In the last twenty years there has been a digital revolution in the production and distribution of
media texts, which now rely on the digital codes used by computers and the internet.

New digital media includes the following: video and DVD, portable camcorders, home computer and
games consoles, cable, satellite and digital TV, mobile phones, the internet, e-mail, MP3, podcasts,
webcams, blogs, social networking spaces such as MySpace and Facebook.

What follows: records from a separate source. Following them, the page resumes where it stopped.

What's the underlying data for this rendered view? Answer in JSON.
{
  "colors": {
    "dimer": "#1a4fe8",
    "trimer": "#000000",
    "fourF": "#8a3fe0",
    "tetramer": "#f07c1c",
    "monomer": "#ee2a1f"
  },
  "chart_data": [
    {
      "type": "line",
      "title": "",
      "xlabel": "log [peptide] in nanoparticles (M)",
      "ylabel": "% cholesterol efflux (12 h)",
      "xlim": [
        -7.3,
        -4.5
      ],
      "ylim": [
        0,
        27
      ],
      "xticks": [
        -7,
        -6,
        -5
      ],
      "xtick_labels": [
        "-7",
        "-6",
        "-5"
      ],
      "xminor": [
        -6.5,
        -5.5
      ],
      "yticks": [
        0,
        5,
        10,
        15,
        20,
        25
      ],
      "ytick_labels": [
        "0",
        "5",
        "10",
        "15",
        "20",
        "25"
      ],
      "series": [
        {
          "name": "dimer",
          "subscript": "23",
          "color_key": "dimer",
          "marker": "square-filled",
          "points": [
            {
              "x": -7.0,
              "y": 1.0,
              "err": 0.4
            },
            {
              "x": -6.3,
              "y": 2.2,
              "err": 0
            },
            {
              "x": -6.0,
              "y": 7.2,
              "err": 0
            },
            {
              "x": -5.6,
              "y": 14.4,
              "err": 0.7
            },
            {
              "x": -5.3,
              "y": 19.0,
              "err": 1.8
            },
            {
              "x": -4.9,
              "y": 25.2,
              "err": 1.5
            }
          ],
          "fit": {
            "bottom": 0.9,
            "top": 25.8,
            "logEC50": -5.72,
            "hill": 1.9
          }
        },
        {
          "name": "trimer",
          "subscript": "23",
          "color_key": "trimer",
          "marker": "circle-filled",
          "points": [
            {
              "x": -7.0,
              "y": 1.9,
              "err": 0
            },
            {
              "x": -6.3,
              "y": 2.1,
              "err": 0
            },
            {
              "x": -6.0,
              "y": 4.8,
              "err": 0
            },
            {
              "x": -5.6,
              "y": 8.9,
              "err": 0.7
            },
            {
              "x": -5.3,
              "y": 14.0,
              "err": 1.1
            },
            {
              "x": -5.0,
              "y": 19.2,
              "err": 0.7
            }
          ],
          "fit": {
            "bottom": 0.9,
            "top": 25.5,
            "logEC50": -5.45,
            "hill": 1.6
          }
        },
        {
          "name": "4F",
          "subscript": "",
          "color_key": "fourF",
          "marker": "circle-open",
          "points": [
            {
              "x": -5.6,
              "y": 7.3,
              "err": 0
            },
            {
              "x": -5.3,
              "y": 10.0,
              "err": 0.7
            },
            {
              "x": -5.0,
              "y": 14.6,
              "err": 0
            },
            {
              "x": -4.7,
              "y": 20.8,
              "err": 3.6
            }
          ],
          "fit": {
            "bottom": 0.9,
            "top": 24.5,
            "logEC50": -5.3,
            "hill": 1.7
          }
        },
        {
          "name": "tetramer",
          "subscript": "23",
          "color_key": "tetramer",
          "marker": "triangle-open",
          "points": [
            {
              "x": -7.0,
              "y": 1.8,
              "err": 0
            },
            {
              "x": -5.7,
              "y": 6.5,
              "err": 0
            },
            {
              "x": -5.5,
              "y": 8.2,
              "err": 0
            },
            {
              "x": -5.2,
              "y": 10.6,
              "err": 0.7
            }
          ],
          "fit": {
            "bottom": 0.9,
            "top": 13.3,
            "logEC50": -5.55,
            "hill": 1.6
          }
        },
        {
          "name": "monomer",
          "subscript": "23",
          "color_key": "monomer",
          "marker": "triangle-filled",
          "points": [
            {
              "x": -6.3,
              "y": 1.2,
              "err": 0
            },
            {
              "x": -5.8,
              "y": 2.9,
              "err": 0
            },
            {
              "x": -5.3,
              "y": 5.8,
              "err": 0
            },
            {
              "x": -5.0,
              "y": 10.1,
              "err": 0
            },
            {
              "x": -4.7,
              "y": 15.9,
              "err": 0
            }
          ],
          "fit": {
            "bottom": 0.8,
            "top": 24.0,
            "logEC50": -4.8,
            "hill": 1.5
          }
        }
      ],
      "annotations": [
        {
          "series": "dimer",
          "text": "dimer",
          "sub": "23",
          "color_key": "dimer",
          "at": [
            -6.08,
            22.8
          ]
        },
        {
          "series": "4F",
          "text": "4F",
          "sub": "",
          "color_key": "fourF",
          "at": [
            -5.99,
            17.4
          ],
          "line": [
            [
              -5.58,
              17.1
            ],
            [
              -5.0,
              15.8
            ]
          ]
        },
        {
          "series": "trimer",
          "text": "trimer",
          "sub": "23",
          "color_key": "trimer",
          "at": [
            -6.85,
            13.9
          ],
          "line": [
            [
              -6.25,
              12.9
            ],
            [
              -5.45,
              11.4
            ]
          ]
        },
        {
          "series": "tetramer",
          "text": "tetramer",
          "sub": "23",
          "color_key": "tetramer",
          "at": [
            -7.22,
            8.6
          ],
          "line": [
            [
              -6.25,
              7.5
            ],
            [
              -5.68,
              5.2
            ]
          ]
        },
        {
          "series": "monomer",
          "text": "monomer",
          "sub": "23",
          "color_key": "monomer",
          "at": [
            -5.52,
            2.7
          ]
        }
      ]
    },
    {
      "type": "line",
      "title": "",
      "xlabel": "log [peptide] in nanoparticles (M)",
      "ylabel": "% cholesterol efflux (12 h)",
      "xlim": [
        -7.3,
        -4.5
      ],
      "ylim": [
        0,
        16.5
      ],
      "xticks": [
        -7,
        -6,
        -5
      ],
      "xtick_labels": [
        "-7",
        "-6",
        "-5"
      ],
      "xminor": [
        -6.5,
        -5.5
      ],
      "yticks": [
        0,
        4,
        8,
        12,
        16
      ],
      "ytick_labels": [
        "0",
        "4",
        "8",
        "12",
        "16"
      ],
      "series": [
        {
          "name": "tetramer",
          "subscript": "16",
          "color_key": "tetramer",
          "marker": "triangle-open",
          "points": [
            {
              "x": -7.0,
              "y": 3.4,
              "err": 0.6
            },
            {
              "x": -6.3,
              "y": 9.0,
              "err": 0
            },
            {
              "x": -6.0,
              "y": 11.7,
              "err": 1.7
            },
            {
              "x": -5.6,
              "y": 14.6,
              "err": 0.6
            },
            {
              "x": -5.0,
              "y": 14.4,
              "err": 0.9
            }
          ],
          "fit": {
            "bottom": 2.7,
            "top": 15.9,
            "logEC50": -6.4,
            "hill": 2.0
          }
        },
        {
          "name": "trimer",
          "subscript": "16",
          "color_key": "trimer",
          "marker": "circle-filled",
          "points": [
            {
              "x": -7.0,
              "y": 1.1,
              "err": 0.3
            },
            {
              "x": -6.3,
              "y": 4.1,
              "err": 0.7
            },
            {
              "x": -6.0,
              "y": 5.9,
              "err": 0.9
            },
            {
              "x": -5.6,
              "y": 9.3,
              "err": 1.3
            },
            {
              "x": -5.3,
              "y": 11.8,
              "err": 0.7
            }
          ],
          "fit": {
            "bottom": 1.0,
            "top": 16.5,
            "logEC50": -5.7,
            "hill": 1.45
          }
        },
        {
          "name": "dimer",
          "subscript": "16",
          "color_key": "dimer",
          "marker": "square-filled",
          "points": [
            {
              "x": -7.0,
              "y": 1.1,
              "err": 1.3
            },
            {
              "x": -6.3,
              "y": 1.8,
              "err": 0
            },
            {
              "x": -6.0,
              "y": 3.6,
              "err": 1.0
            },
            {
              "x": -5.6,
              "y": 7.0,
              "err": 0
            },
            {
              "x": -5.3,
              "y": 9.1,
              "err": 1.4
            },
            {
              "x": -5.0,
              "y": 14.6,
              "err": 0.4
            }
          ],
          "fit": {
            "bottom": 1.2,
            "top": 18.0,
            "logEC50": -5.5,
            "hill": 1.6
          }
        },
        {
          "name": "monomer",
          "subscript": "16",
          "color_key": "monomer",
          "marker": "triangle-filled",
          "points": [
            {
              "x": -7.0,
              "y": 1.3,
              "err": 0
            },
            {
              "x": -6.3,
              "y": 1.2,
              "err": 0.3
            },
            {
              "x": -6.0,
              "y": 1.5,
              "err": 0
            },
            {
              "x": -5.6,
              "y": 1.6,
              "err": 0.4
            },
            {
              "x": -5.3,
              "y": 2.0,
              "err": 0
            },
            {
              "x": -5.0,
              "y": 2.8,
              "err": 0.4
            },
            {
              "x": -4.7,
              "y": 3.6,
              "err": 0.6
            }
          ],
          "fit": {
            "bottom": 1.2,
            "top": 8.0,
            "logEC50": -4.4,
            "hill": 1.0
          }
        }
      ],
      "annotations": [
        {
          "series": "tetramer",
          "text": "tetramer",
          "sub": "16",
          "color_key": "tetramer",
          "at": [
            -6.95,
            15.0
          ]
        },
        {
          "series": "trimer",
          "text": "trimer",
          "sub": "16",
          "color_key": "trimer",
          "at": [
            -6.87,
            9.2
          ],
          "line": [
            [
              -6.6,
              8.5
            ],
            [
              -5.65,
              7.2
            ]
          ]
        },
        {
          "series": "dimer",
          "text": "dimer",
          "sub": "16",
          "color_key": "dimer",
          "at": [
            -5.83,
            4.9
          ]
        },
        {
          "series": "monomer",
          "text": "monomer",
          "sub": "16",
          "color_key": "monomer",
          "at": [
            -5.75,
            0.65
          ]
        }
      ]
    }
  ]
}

Initially, audiences were quite passive when viewing the internet. Web-pages tended to offer static
information, which, due to dial-up speeds, were slow to access. However, new technologies have
created a second generation of web-based material, known as Web 2.0; emphasising: interactivity,
user participation, dynamic content (i.e. content that is continually changing) and freedom to
engage in new media texts.

There seem to be two ways to view this revolution, either as something utopian (creating a perfect
world) or dystopian (making things as bad as they can be).

UTOPIAN VIEWS:

 Cultural critic, Richard Dyer (1992) thought that the media made up for deficiencies of
modern life, offering ‘utopias’ such as: Community, Intensity, Abundance, Transparency,
Energy
 Del Sola Poole (1977) suggested that new media gives people the opportunity to create and
disseminate their own texts easily (Remember that he wrote this before the introduction of
the internet) and allows “a flowering of hundreds of different voices”.
 Noam Chomsky (2003) sees the internet as a form of global “interconnection”
 Haraway (1991) offers a utopian view of cyberspace, arguing that the ability to construct
identities unrestrained by the restrictions of our physical bodies. Very similar to virtual
reality
 Liberal Pluralism and Liberal Pluralist ideas see the media in a democratic light – that the
media are made up of competing interests and views and that this reflects the diverse range
of opinions in society. This view may see the internet as a microcosm of society. However,
this view clearly has limitations.

DYSTOPIAN VIEWS:

 Lyotard (1984) argued that the postmodern era saw a decline in metanarratives (e.g.
religion, politics) leading to a greater instability in society.
 Jean Baudrillard (1983) argues that we live in a world of hyper-reality, where the media
world is more ‘real’ that reality itself. He also argued that material goods are now a
simulacrum – a copy, rather than an original product
 Jurgen Habermas (1991) argues that media texts should provide citizens to debate and
criticise government actions and form public opinion (the public sphere). However, he saw
a dystopian side of new digital media, it its ability to produce similar representations and its
focus on celebrity and trivia
 Noam Chomsky (2003) also sees the internet as a “time-waster”.

MORAL PANICS ABOUT NDM:

Some people look at the internet, with its ability to flout copyright law and some of its immoral and
degrading content (e.g. internet pornography) as a public concern. These moral panics over this
new medium are not new.

 1900s – concern over the sexual content of silent films


 1930s – anxiety about the radio and the influence of crooners on housewives
 1950s – anxiety about television’s influence on the family
 1980s – a moral panic over violent video nasties
 1990s – anxieties over violence in computer games
 1990s and 2000s – concerns about the internet being used by paedophiles to contact
children
Springhall (1998) suggests that people are fearful of new technologies, such as computer games,
because they challenge existing norms of powerful groups and government processes, especially
because they are often embraced by the youth. Also the seeming lack of censorship on the internet,
allows young people access to violent and sexual imagery, previously disallowed.

Castells (1999) argued a technologically determinist view of the world, in that technology influences
and dictates the nature of society. He also argued that modern audience is concerned with the flow
of information, unrestrained by space and time.